第18章 硫黄降る街
――祈るって、何に?
「あなたは私の王子さまになんてなってくれないのね。卑怯な人。」
「日向さんってそんなに強いんですか?」
「あ、そっか。朱ちゃん、知らないのか。泉ってね、めっちゃ強いんだよ~。狡チャンですらたまに危なかったもんね?組み手。」
「え?!狡噛さんが?!」
スパーリングを見た事のある朱は、驚きで目を見開いた。
「――あの日は俺の調子が悪かったんだよ。」
「泉の踵落とし、強烈だったもんね!――いってぇぇ!」
「うるせぇよ。」
思い切り殴られて、縢は涙目になった。
「どうしたんですか?」
暴動を鎮圧した朱は、ヘルメットを持ったままの慎也に近寄る。
「コイツらも被害者だ。」
「確かに――。犯罪に巻き込まれなければ、市民の暴徒化なんて。」
「違う。ヘルメットの方だ。今やったように時間は掛かるがいずれヘルメット着用者は全員狩り殺される。俺達がやらなくても市民がリンチに掛ける。さっきちょっと気になったんだ。ネット上のデマが攻撃的な方向に偏っている。これが槙島の情報操作の一環だとしたら――。ヤツ自身か、それともヤツの仲間か。どちらかが凄腕のクラッカーなのはもう分かってる。そうじゃなきゃ出来ない犯罪ばかりだった。今投降してヘルメットを脱いだ連中の顔を見てみろよ。

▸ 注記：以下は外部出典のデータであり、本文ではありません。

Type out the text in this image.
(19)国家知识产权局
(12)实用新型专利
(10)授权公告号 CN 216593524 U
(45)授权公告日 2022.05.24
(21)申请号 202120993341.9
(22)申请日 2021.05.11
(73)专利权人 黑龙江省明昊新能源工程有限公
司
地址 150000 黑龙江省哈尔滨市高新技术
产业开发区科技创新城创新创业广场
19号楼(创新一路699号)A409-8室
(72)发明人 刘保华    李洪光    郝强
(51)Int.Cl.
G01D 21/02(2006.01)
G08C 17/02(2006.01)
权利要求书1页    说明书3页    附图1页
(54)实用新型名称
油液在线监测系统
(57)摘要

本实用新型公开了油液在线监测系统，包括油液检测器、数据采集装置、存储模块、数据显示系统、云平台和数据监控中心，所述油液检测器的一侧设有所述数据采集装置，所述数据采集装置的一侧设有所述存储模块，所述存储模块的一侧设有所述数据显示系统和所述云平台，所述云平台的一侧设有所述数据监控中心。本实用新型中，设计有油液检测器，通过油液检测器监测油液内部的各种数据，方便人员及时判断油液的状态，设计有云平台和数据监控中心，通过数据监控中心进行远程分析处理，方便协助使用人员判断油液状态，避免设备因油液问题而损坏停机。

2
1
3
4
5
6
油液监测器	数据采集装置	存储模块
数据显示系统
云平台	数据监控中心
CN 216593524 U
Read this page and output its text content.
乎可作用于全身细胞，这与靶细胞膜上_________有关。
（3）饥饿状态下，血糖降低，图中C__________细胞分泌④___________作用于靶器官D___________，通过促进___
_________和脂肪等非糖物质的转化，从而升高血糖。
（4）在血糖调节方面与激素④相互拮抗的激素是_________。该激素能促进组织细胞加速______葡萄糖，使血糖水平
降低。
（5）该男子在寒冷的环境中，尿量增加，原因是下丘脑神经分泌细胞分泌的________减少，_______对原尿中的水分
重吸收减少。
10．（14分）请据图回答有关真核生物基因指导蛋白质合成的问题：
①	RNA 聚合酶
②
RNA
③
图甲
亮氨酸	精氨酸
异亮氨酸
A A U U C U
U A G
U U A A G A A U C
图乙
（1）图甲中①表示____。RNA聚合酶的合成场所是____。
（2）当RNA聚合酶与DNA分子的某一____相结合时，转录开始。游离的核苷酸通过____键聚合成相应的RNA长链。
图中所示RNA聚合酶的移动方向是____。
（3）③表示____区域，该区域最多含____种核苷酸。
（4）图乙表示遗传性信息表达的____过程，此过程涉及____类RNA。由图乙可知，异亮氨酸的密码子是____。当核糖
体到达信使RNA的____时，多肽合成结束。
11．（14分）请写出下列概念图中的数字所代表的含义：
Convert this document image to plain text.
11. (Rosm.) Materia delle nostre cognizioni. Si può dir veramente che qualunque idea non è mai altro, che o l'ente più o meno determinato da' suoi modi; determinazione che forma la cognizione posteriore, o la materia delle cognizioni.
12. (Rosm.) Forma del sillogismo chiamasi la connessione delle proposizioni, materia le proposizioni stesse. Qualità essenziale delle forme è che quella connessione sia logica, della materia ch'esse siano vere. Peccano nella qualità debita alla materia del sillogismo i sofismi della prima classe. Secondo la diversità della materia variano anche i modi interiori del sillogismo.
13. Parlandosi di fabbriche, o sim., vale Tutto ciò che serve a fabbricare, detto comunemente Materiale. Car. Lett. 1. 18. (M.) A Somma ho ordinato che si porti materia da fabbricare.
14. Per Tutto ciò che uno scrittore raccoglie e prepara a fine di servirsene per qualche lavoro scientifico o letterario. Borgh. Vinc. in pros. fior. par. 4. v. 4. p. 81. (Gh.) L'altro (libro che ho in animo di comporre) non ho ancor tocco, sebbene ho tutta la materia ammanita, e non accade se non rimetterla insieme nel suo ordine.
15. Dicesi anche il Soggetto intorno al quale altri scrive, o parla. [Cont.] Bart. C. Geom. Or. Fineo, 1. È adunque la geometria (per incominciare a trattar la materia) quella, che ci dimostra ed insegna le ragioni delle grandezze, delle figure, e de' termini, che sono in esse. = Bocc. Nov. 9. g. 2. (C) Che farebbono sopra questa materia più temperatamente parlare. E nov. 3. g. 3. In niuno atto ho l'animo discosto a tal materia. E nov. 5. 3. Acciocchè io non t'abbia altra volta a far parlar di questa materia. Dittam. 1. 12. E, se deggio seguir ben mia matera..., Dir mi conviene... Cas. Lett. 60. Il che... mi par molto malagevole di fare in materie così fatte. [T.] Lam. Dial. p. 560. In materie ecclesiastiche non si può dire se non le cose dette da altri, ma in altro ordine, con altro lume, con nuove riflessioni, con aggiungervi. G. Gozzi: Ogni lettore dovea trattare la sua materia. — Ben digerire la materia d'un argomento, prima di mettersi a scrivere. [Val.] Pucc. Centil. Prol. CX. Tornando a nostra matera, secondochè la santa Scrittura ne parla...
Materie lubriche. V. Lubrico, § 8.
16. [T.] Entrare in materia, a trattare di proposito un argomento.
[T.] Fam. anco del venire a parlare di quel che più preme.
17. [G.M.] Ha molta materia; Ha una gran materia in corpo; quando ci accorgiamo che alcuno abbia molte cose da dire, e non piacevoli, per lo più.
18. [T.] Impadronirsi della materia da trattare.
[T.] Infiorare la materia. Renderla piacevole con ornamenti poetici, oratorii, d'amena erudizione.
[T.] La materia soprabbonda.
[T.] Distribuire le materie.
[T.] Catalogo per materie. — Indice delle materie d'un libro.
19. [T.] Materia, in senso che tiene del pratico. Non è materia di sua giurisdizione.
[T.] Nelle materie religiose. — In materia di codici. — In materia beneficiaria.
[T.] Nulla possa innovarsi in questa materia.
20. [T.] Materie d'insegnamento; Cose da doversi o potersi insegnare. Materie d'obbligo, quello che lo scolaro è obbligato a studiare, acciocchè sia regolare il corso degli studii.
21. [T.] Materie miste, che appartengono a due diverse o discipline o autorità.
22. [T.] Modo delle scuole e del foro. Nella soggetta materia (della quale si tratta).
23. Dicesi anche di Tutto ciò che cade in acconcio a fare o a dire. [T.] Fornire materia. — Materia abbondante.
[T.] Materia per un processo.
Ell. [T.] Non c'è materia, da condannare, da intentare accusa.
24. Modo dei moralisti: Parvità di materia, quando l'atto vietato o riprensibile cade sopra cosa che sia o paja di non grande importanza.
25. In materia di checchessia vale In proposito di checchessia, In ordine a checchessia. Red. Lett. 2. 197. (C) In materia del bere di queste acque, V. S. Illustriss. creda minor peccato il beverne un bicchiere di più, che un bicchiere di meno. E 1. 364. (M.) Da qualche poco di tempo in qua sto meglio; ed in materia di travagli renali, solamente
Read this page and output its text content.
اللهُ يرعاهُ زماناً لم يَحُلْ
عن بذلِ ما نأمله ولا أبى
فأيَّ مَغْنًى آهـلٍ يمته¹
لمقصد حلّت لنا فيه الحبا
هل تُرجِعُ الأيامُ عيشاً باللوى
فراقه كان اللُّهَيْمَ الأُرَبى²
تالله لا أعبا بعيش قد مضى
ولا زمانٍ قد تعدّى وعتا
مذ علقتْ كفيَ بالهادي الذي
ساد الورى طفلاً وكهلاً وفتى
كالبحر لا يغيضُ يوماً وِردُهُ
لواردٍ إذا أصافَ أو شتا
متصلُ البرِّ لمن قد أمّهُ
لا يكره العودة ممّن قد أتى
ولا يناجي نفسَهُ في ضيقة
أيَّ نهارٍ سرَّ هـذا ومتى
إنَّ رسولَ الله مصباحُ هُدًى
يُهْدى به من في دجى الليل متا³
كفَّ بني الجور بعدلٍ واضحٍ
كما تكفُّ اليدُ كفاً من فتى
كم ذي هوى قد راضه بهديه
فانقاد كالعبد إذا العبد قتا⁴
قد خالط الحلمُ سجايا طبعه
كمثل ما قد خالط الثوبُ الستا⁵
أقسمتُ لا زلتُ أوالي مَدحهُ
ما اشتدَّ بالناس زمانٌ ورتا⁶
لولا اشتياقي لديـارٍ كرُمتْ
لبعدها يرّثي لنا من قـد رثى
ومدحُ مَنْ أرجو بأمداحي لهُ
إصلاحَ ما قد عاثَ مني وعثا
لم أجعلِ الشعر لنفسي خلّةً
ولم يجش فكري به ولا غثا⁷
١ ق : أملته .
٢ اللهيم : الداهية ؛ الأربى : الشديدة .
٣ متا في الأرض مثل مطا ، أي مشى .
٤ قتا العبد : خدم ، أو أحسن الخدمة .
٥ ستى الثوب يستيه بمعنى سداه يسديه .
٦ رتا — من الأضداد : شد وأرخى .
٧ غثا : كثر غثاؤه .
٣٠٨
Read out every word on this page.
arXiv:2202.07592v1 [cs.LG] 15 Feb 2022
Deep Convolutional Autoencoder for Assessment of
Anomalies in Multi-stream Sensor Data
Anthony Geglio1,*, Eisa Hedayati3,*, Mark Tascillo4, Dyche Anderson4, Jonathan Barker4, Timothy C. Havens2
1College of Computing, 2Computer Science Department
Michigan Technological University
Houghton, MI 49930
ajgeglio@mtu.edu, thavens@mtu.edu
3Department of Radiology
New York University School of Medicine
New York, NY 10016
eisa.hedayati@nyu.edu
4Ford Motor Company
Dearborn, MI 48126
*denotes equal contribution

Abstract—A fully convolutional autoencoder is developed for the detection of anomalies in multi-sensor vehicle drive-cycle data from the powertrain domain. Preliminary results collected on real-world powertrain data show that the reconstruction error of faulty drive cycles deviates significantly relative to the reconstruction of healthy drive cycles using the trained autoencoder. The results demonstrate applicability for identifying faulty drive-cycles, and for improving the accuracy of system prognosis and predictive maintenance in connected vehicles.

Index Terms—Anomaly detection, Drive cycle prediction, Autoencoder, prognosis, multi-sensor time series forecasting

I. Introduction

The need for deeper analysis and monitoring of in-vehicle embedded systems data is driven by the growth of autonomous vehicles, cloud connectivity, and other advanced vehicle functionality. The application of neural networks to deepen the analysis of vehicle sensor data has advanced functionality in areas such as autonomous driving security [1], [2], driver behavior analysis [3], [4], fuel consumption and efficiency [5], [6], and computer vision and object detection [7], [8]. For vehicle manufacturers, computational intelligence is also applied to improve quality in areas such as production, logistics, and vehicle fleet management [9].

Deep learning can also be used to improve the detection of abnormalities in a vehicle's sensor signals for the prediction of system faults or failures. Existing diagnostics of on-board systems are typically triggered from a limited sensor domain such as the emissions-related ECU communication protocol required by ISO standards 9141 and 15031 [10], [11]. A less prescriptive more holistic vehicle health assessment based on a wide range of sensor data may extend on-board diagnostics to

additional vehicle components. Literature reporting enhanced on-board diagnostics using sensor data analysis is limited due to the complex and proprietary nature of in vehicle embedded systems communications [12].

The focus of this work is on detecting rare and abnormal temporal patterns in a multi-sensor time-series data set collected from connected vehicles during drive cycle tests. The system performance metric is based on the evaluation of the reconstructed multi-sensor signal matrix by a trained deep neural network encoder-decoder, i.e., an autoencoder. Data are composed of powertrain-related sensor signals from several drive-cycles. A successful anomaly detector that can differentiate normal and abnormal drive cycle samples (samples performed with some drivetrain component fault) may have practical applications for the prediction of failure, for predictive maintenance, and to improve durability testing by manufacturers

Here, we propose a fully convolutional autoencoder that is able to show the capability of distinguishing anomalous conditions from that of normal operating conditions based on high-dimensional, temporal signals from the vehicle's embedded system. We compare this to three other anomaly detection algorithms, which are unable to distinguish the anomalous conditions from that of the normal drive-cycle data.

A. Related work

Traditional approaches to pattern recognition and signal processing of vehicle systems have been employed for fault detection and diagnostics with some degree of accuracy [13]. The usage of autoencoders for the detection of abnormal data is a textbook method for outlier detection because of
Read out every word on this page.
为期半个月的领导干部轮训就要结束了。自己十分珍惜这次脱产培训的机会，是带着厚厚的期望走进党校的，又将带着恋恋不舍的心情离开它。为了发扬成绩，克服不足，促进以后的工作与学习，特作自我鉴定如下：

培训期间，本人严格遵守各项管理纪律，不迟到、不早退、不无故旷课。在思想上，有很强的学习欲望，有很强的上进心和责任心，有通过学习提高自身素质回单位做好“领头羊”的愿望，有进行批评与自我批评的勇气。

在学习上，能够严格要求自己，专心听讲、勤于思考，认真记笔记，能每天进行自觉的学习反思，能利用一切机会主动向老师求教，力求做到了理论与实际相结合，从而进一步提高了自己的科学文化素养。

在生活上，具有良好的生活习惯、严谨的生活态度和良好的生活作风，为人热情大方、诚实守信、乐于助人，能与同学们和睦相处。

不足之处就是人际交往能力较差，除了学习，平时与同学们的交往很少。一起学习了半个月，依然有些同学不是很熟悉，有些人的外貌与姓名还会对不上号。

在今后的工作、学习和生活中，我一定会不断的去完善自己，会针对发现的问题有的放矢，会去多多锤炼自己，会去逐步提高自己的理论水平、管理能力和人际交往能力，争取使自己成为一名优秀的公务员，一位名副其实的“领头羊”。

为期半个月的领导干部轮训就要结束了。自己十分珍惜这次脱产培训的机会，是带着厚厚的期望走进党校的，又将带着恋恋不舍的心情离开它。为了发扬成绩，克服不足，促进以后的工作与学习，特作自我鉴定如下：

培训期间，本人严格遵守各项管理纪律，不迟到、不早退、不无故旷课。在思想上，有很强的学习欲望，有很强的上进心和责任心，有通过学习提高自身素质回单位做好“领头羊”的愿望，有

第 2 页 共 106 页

ヘルメットがなけりゃ、何の犯罪も出来ないクズ共だ。ある意味、槙島の手の上で踊っていただけさ。」
慎也の説明を聞いていた縢が、声を荒げる。
「ちょ、チョイ待ち!槙島の狙いは――!」
「全てがヤツの筋書き通りだったと仮定する。今俺達がやっている事さえヤツの思うツボだとしたら――。監視官!まず優先対象として鎮圧要請のあった暴動箇所は?!」
車に乗り込んだ3人は、マップを見る。
「えっと――!ここです!」
「考えられるのは陽動だ。これが全て刑事課の人員を誘き寄せる為だけに予め暴動が激化するように仕組まれたポイントだとしたら――。」
「――?!コレ、は!まさか!」
陽動ポイントから外れた中枢に映し出されたのは、ノナタワーだった。